Pas top, le nouveau film de David Mckenzie (Young Adam, Asylum). Le cinéaste semble tellement fier de tenir un sujet en or – récit adolescent sous turbo adapté d’un roman à succès – que ça chauffe au point de sentir très vite le roussi. Dès le générique de début, entre animation bouffonne et fantaisie british colorée (entendez : bonbon acidulé qui vous barbouille l’estomac en deux temps trois mouvements), le ton est donné : auto-satisfait au possible, plein d’un entrain et d’un contentement stylistique dont la présence de Jamie Bell (Billy Elliott) annonce aussitôt les limites. C’est que McKenzie se la joue David Gordon Green façon L’Autre rive (où Bell était justement à son sommet), dans un style indépendant formaté et tape-à-l’oeil d’où peine à s’extirper le point de départ d’un scénario entre Tom Sawyer et Sueurs froides pour moutards : un drame familial, meurtre ou suicide de la mère d’Hallam Foe, entraîne la fugue du petit héros vers Edimbourg, où il découvrira l’amour en la personne d’un sosie de sa maman chérie. Marée de glucose à l’horizon, donc.

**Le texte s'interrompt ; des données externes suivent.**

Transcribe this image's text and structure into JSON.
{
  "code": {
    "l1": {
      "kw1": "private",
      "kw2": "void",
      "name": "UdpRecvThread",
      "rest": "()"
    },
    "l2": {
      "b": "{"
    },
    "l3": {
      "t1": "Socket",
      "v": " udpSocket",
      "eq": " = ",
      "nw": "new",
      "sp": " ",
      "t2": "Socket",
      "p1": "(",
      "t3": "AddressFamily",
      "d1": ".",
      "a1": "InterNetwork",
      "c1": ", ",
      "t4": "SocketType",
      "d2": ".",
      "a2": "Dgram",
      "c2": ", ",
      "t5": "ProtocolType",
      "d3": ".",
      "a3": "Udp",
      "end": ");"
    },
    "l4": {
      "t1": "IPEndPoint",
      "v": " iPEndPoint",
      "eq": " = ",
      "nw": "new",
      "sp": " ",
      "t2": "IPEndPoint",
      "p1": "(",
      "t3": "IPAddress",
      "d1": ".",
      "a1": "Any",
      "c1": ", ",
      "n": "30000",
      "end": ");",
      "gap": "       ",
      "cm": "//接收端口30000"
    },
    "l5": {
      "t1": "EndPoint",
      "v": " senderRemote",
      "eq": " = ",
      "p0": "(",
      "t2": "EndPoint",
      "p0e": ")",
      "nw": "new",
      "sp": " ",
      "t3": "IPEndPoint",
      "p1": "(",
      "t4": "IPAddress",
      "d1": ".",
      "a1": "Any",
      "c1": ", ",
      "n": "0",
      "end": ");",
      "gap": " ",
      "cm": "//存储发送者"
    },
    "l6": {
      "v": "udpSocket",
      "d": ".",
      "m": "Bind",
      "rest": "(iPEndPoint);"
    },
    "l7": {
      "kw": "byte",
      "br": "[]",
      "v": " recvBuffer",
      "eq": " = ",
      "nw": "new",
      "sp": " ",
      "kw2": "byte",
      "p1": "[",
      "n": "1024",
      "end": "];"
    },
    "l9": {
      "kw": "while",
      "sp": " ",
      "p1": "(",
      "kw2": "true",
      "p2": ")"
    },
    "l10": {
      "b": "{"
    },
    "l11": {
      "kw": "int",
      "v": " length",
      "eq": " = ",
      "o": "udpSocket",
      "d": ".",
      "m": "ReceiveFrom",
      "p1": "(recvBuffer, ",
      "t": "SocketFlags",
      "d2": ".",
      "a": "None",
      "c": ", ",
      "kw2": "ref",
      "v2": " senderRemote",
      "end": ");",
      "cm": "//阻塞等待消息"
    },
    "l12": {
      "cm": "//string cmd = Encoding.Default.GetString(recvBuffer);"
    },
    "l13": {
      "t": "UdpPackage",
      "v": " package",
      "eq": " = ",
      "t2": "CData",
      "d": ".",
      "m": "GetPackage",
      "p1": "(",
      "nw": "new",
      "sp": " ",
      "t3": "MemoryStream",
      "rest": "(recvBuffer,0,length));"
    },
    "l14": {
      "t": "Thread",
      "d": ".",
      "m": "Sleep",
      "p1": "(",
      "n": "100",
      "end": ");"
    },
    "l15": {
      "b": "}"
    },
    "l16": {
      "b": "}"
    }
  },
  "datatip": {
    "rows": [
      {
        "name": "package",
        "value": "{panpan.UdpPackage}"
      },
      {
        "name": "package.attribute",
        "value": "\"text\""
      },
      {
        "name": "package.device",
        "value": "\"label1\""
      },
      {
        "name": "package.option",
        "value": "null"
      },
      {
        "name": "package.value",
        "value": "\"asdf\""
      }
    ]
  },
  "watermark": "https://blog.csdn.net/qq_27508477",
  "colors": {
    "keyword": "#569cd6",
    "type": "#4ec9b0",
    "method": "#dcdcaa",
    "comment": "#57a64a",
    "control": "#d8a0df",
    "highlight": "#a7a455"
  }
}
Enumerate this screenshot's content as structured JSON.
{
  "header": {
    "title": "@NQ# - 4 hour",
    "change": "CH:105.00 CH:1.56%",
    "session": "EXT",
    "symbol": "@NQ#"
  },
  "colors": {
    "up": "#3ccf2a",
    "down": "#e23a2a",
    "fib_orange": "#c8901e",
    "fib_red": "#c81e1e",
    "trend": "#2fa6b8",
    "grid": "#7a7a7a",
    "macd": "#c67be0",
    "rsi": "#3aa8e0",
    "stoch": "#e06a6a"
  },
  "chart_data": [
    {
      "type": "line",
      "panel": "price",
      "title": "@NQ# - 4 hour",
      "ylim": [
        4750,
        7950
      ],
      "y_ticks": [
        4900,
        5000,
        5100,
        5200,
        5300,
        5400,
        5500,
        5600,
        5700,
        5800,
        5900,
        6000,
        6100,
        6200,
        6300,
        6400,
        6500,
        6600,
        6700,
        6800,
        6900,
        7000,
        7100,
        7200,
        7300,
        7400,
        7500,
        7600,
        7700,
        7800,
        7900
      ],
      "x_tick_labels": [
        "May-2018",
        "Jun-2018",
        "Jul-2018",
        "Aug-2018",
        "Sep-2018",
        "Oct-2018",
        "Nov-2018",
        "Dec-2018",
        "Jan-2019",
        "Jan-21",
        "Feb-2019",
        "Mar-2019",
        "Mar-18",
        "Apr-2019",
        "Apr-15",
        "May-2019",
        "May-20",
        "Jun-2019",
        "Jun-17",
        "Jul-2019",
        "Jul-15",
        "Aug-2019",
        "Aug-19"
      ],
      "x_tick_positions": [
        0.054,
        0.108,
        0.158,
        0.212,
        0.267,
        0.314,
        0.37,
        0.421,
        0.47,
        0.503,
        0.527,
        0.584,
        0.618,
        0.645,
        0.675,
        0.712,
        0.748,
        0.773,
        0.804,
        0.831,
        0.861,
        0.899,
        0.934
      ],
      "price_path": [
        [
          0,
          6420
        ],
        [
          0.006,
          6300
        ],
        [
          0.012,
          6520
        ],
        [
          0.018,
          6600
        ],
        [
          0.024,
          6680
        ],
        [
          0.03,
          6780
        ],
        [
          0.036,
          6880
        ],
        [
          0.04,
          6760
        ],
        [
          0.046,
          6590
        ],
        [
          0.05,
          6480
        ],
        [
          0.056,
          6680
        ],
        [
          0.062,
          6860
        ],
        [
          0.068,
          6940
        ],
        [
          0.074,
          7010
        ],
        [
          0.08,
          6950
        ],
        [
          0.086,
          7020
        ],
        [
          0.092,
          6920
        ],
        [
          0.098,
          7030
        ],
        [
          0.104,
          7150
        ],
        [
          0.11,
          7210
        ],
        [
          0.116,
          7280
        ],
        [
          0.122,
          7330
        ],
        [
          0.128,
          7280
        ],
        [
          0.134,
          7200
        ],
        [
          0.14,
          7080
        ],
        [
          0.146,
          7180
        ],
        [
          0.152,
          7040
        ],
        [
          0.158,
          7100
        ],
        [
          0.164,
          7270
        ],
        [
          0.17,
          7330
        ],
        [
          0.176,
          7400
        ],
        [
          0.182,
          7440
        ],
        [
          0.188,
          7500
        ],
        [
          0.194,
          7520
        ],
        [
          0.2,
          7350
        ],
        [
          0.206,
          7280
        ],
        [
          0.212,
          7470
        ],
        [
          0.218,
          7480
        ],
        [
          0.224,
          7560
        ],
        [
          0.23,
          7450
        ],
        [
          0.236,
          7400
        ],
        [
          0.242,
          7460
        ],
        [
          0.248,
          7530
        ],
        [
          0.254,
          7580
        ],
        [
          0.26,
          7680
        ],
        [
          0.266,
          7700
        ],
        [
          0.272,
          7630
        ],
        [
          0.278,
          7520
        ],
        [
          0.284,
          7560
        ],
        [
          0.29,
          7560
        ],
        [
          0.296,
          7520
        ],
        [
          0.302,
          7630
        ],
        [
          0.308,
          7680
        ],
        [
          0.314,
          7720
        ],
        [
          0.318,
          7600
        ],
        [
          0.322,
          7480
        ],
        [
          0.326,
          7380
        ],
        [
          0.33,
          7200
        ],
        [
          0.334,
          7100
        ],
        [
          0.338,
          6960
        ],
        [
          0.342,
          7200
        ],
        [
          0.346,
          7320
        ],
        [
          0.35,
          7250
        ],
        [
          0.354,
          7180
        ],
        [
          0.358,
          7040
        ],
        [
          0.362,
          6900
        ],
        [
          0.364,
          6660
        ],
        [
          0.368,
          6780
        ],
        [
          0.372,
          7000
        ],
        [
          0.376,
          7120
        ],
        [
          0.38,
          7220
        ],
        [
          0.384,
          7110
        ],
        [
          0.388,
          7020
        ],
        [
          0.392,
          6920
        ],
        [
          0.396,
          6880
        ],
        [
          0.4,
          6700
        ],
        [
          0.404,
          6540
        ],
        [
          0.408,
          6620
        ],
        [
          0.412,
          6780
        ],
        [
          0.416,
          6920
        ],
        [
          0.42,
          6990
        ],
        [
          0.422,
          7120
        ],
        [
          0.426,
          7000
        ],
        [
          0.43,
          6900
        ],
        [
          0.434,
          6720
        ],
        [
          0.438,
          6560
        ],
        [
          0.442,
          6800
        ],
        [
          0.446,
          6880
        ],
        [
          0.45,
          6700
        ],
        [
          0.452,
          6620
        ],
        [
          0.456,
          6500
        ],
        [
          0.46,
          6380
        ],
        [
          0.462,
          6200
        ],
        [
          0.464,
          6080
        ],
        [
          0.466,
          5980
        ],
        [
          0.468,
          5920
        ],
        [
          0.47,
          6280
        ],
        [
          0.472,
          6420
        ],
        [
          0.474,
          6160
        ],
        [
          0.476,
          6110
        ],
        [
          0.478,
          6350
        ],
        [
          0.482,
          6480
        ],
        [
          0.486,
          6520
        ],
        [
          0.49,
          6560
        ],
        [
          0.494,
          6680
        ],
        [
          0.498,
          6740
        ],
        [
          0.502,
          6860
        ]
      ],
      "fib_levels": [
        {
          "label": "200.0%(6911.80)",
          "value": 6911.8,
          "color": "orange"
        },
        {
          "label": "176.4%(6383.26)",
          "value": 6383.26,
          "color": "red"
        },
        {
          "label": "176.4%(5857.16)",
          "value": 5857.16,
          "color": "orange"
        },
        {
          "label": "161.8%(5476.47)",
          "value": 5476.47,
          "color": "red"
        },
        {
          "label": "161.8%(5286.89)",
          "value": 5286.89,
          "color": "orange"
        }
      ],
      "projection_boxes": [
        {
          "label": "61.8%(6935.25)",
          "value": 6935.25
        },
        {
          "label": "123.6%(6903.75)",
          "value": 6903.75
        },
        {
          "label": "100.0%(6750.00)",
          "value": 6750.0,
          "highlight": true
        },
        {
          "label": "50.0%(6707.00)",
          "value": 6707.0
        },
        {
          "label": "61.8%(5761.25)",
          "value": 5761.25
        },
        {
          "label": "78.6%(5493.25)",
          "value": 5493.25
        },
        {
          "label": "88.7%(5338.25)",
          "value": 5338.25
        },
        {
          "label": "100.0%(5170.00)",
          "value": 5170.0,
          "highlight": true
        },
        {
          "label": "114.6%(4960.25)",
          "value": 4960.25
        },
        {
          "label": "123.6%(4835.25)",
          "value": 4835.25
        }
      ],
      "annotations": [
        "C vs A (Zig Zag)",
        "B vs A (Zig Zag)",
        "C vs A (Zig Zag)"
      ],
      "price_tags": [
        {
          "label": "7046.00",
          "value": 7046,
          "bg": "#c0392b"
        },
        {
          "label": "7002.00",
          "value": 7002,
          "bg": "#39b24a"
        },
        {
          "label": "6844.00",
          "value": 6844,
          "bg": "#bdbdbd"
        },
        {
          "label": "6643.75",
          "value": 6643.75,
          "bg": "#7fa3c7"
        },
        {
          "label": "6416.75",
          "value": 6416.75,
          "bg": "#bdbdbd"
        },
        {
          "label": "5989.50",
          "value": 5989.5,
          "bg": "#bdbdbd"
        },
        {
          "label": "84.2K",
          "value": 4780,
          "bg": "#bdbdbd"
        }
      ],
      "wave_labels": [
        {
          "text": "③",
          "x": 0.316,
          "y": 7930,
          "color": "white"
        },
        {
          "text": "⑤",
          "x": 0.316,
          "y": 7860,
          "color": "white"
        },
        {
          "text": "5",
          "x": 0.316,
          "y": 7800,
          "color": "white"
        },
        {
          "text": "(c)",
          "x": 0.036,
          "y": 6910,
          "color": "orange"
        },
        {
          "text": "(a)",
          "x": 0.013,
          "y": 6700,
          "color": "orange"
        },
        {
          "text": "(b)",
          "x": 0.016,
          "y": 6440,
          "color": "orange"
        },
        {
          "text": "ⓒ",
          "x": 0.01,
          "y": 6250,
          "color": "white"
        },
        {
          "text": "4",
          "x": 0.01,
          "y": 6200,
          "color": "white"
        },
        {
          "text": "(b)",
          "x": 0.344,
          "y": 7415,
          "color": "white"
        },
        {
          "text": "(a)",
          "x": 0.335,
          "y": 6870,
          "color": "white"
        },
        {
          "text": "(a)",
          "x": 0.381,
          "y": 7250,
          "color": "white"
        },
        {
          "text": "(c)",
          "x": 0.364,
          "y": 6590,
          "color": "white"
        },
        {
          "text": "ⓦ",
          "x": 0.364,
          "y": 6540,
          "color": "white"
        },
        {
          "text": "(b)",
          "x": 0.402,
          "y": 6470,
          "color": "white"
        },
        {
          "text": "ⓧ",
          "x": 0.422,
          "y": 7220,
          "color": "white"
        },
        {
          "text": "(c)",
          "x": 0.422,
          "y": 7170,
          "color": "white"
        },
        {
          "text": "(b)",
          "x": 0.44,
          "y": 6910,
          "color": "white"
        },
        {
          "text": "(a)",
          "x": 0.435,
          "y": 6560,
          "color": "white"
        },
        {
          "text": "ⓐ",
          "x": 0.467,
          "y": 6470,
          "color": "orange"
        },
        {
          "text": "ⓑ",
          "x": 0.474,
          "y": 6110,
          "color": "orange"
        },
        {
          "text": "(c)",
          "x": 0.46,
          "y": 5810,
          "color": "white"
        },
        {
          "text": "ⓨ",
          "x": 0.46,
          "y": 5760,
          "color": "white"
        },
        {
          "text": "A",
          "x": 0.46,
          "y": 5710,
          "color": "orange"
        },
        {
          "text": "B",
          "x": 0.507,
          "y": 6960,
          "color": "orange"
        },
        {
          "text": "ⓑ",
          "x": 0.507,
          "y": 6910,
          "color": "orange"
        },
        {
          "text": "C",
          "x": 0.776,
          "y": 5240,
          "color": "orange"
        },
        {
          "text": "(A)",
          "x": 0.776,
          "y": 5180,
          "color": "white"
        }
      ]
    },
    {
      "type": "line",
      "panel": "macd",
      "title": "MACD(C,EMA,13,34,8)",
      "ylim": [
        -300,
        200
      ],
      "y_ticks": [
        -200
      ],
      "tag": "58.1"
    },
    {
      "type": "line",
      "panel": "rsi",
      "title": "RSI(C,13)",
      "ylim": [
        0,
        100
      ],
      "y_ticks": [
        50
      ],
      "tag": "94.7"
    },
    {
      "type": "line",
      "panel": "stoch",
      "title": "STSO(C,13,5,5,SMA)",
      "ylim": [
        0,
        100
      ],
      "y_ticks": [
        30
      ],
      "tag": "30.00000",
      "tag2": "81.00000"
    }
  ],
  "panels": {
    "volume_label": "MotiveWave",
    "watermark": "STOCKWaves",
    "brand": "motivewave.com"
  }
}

A imposer son style vague (et pourtant très péteux) sans jamais trouver de temporalité qui lui serait propre, Hallam Foe ressemble à un livre illustré sans charme, suite mécaniques de rebondissements faussement retors et souvent très blaireaux – bref, tout ce que le travail d’adaptation peut offrir de plus vermoulu. A son avantage, le film brosse un portrait rêche et sans nostalgie aucune de l’adolescence, bien éloigné du double écueil du genre : la rébellion discount ou la soumission misérabiliste. Mais c’est pour mieux se vautrer dans un petit monde lisse et artificiel où pas un geste, pas un événement n’échappe à la psychanalyse de magazine féminin qui filtre toute la mise en scène de McKenzie. Cela donne quelques séquences distordues et parfois même un joli sentiment d’hallucination molle (le voyeurisme de Foe qui avale tout sur son passage, le personnage démoniaque du petit boss), mais aussi une brocante d’effets cheaps et de fautes de goût qui bouchent toute perspective. De Billy Elliott à August rush en passant par ce Hallam Foe, plus de doute : il faut en finir avec ce sirop à la Dickens décidément plein de grumeaux.